Le module de descente, avec les deux astronautes, affrontera des températures allant jusqu'à 1600°C, en raison du frottement de l'atmosphère sur le bouclier thermique.

Après six mois et demi en apesanteur, les astronautes retrouveront brutalement la gravité et ressentiront jusqu'à quatre fois leur poids pendant la décélération.

A une dizaine de kilomètres d'altitude, les parachutes se déploieront, freinant encore le Soyouz. A moins d'un mètre du sol, des rétrofusées s'allumeront, pour ralentir davantage la vitesse du module.

Lorsqu'il aura touché le sol, les équipes de récupération et de secours fonceront vers le point d'atterrissage.

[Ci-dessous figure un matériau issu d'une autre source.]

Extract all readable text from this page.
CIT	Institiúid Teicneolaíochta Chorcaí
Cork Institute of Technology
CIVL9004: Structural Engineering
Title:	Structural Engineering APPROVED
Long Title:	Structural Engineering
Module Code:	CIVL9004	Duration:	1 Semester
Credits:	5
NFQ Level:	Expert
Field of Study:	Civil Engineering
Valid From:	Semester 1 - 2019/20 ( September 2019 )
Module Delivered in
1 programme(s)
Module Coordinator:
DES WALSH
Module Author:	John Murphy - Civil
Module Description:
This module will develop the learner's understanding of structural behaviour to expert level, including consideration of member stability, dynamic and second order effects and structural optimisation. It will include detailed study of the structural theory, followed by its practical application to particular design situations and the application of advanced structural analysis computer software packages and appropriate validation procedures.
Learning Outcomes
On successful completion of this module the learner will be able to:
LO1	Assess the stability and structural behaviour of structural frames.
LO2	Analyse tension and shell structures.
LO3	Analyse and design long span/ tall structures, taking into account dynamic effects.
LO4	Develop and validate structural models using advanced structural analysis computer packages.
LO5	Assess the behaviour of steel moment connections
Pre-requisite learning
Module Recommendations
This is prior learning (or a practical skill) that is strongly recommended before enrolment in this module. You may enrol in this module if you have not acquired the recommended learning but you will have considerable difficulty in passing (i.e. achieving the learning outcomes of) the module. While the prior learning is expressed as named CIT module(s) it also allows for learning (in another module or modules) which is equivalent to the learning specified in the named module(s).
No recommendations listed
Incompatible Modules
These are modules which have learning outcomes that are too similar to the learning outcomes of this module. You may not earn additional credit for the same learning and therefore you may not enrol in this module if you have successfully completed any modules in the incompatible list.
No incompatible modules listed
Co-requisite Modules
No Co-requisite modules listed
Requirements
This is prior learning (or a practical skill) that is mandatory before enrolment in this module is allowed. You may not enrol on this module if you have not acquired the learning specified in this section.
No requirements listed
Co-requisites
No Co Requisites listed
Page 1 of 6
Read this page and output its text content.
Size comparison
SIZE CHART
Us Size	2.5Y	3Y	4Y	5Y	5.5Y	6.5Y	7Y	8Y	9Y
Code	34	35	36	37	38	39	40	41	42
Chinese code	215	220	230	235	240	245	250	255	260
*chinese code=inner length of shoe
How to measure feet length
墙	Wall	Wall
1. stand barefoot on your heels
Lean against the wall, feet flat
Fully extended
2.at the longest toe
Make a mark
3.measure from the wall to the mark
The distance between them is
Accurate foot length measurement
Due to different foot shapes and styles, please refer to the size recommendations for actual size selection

Le président français Emmanuel Macron, qui se rendra vendredi au Centre national d'études spatiales pour assister au retour sur Terre du spationaute Thomas Pesquet, s'entretiendra avec lui à sa sortie de la capsule, selon l'Elysée.

Quelques heures après, si son état de santé le permet, Thomas Pesquet s'envolera pour le Centre européen des astronautes à Cologne (Allemagne) tandis qu'Oleg Novitski rejoindra Moscou.

L'équipe médicale de l'ESA surveillera la réadaptation à la gravité du Français, qui sera également soumis à une batterie de tests et d'examens médicaux à visée scientifique.

Les vaisseaux russes Soyouz sont le seul moyen d'acheminer et de rapatrier les équipages de la station orbitale depuis l'arrêt des navettes américaines. Avant-poste et laboratoire orbital mis en orbite en 1998, l'ISS a coûté à ce jour quelque 100 milliards de dollars.